We will never know for sure if the events leading to my finding out I had Parkinson’s disease was a contributing factor, but we often wonder. Did stressful events, i.e., the passing of my father, our son’s unexpected child and my work environment have something to do with the “early” onset? Perhaps I was predisposed to the probability of having Parkinson’s as an elderly and those events triggered it coming out. The answer we will never know.

”Work I remember having little panic attacks every time the door opened. Sometimes I thought I would jump out of my seat. The flush that came over me and the fear that somebody would stop by my desk and ask me to do something for them. I would do it of course but not without going over it in my head slowly writing it down, or trying to write it down. Just go away.
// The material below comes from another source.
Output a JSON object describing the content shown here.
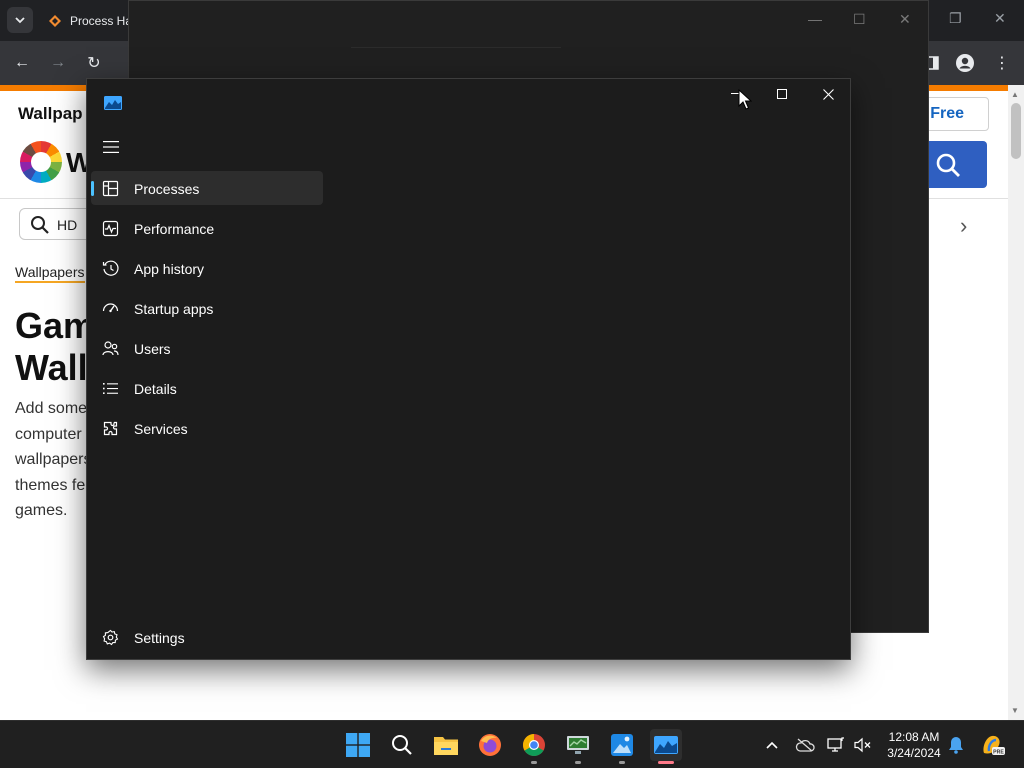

Please go — just give me the assignment and go away. Please no interruptions before I get this done. Oh.. I am so afraid that I’ll forget what I was supposed to do for him.. and what if she comes in and asks for something. I suddenly snap myself out of it. They went past me to Mr. Swanson’s office. The phone is ringing. I need to answer it. Hope I don’t have to write anything down . Remember his name. Now if I let it go to voice-mail, I can listen to the message later over and over again until I get it. down”.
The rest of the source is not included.